P.S. Has anyone thought about writing an HTTP + JSON DSL with these?

On Fri, Mar 17, 2017 at 1:04 PM Michael LeHew via swift-evolution <
swift-evolution at swift.org> wrote:

> Hi friendly swift-evolution folks,
>
> The Foundation and Swift team  would like for you to consider the
> following proposal:
>
> Many thanks,
> -Michael
>
> Smart KeyPaths: Better Key-Value Coding for Swift
>
>    - Proposal: SE-NNNN
>    - Authors: David Smith <https://github.com/Catfish-Man>, Michael LeHew
>    <https://github.com/mlehew>, Joe Groff <https://github.com/jckarter>
>    - Review Manager: TBD
>    - Status: *Awaiting Review*
>    - Associated PRs:
>       - #644 <https://github.com/apple/swift-evolution/pull/644>
>
> Introduction
>
> We propose a family of concrete *Key Path* types that represent uninvoked
> references to properties that can be composed to form paths through many
> values and directly get/set their underlying values.
> MotivationWe Can Do Better than String
>
> On Darwin platforms Swift's existing #keyPath() syntax provides a
> convenient way to safely *refer* to properties.
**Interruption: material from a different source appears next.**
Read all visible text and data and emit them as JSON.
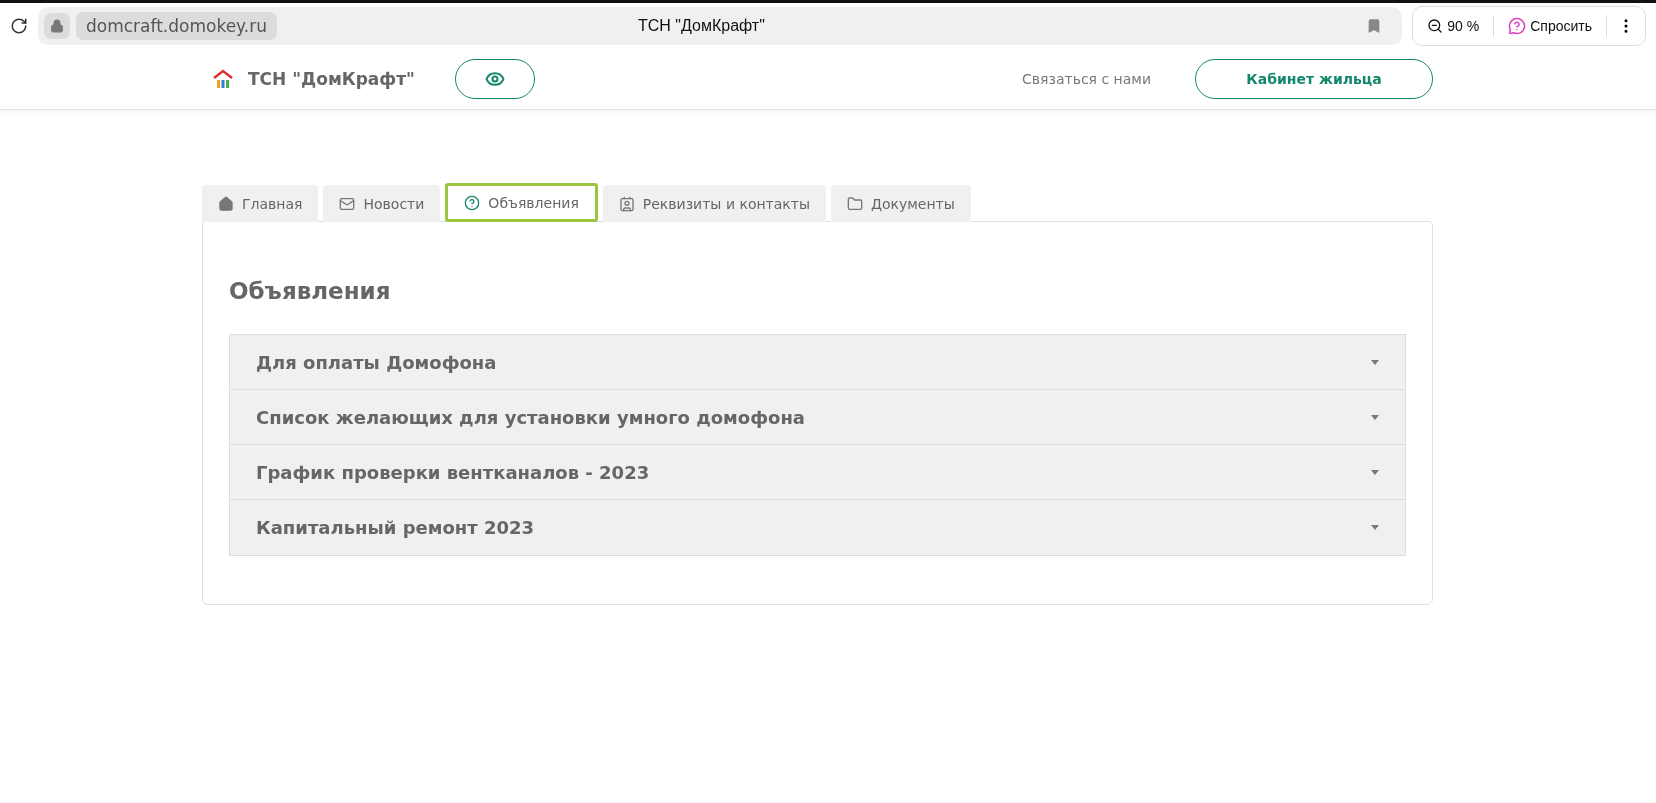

Unfortunately, once
> validated, the expression becomes a String which has a number of
> important limitations:
>
>    - Loss of type information (requiring awkward Any APIs)
>    - Unnecessarily slow to parse
>    - Only applicable to NSObjects
>    - Limited to Darwin platforms
>
> Use/Mention Distinctions
>
> While methods can be referred to without invoking them (let x = foo.bar instead
> of  let x = foo.bar()), this is not currently possible for properties and
> subscripts.
>
> Making indirect references to a properties' concrete types also lets us
> expose metadata about the property, and in the future additional behaviors.
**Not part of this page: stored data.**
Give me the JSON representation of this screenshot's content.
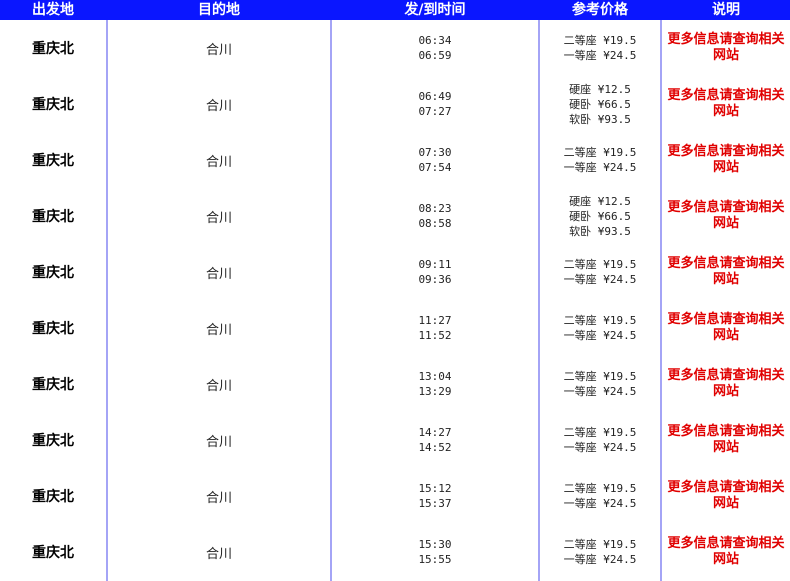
{
  "headers": {
    "origin": "出发地",
    "destination": "目的地",
    "times": "发/到时间",
    "price": "参考价格",
    "note": "说明"
  },
  "colors": {
    "header_bg": "#0a16ff",
    "divider": "#a4a4f6",
    "note_text": "#e00000"
  },
  "rows": [
    {
      "origin": "重庆北",
      "destination": "合川",
      "depart": "06:34",
      "arrive": "06:59",
      "prices": [
        "二等座 ¥19.5",
        "一等座 ¥24.5"
      ],
      "note": "更多信息请查询相关网站"
    },
    {
      "origin": "重庆北",
      "destination": "合川",
      "depart": "06:49",
      "arrive": "07:27",
      "prices": [
        "硬座 ¥12.5",
        "硬卧 ¥66.5",
        "软卧 ¥93.5"
      ],
      "note": "更多信息请查询相关网站"
    },
    {
      "origin": "重庆北",
      "destination": "合川",
      "depart": "07:30",
      "arrive": "07:54",
      "prices": [
        "二等座 ¥19.5",
        "一等座 ¥24.5"
      ],
      "note": "更多信息请查询相关网站"
    },
    {
      "origin": "重庆北",
      "destination": "合川",
      "depart": "08:23",
      "arrive": "08:58",
      "prices": [
        "硬座 ¥12.5",
        "硬卧 ¥66.5",
        "软卧 ¥93.5"
      ],
      "note": "更多信息请查询相关网站"
    },
    {
      "origin": "重庆北",
      "destination": "合川",
      "depart": "09:11",
      "arrive": "09:36",
      "prices": [
        "二等座 ¥19.5",
        "一等座 ¥24.5"
      ],
      "note": "更多信息请查询相关网站"
    },
    {
      "origin": "重庆北",
      "destination": "合川",
      "depart": "11:27",
      "arrive": "11:52",
      "prices": [
        "二等座 ¥19.5",
        "一等座 ¥24.5"
      ],
      "note": "更多信息请查询相关网站"
    },
    {
      "origin": "重庆北",
      "destination": "合川",
      "depart": "13:04",
      "arrive": "13:29",
      "prices": [
        "二等座 ¥19.5",
        "一等座 ¥24.5"
      ],
      "note": "更多信息请查询相关网站"
    },
    {
      "origin": "重庆北",
      "destination": "合川",
      "depart": "14:27",
      "arrive": "14:52",
      "prices": [
        "二等座 ¥19.5",
        "一等座 ¥24.5"
      ],
      "note": "更多信息请查询相关网站"
    },
    {
      "origin": "重庆北",
      "destination": "合川",
      "depart": "15:12",
      "arrive": "15:37",
      "prices": [
        "二等座 ¥19.5",
        "一等座 ¥24.5"
      ],
      "note": "更多信息请查询相关网站"
    },
    {
      "origin": "重庆北",
      "destination": "合川",
      "depart": "15:30",
      "arrive": "15:55",
      "prices": [
        "二等座 ¥19.5",
        "一等座 ¥24.5"
      ],
      "note": "更多信息请查询相关网站"
    }
  ]
}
> More Expressive KeyPaths
>
> We would also like to support being able to use *Key Paths* to access
> into collections, which is not currently possible.
> Proposed solution
>
> We propose introducing a new expression akin to Type.method, but for
> properties and subscripts. These property reference expressions produce
> KeyPath objects, rather than Strings. KeyPaths are a family of generic
> classes *(structs and protocols here would be ideal, but requires
> generalized existentials)* which encapsulate a property reference or
> chain of property references, including the type, mutability, property
> name(s), and ability to set/get values.
>
> Here's a sample of it in use:
> Swift
>
> struct Person {
>     var name: String
>     var friends: [Person]
>     var bestFriend: Person?}
> var han = Person(name: "Han Solo", friends: [])var luke = Person(name: "Luke Skywalker", friends: [han])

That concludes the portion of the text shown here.